Cependant, l’expérience a montré ses limites, elle requiert des conditions exigeantes : la volonté d’une direction, l’assentiment des chefs de services et l’engagement des professionnels, une adhésion partagée à revisiter les fondements de la mission de l’institution et l’œuvre collective. Hors de cette volonté d’engager une réflexion commune, le processus avorte. L’expérience a situé le chemin que chacun et tous doivent épouser pour partager un espace pensant et agissant : celui qui conduit de l’identité à l’altérité. L’altérité, cette capacité à s’extraire de soi, de ce qui nous a constitués, pour reconnaitre l’autre et accepter sa différence. L’altérité professionnelle, pour sortir de nos certitudes, de la logique du savoir que notre formation a imprimé : dépasser les vérités d’une culture mono disciplinaire pour s’ouvrir à la complexité pluraliste.

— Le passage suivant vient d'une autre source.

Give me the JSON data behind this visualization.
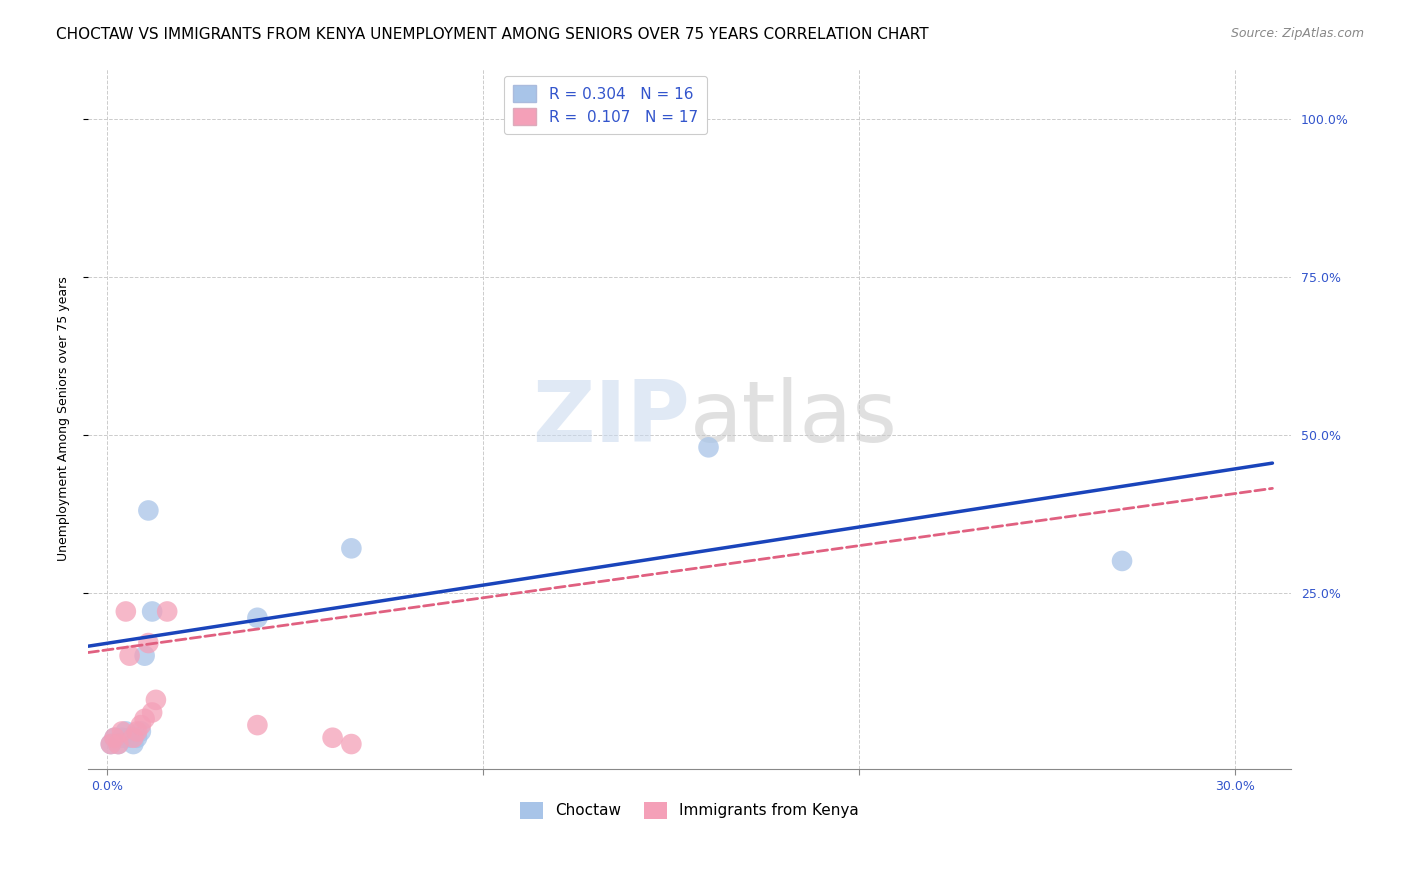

Ce mouvement émancipateur trouve naturellement sa meilleure expression dans les institutions de type collégial favorisant la confiance, la liberté et la sécurité. Faire équipe c’est tendre vers un équilibre individuel et collectif que l’on n’atteint jamais définitivement. Faire équipe n’est jamais acquis, c’est un questionnement inlassable sur ce qui fait lien entre humains.                                                  


[1] Alain Depaulis, psychologue clinicien et psychanalyste, a animé des équipes de Centre Médico-Psycho-Pédagogique et d’Institut Médico-Educatif. En 1994, il est cofondateur et animateur d’un SESSAD initiant un diagnostic partagé, associant l’enfant et ses parents. En 2016, il crée avec le Pr Jean Navarro, Alain Molas et quelques collègues le collectif Pluriact sous la présidence d’honneur du regretté Axel Kahn et d’Edgar Morin. www.pluriact.fr

[2] Guide pédagogique de l’OMS pour la sécurité des patients : édition multiprofessionnelle. (Patient Safety Curriculum Guide – Multiprofessionnal Edition, OMS, 2011) Partie B, module 4, Être un membre efficace en équipe, p.133.

[3] DEPAULIS A., NAVARRO J., CERVERA G., Travailler ensemble, un défi pour le médico-social, complexité et altérité, Toulouse, Eres, 2013 ; DEPAULIS A., MOLAS A., NAVARRO J., L’agir pluridisciplinaire, Ethique et réflexivité, Paris, L’Harmattan, 2020.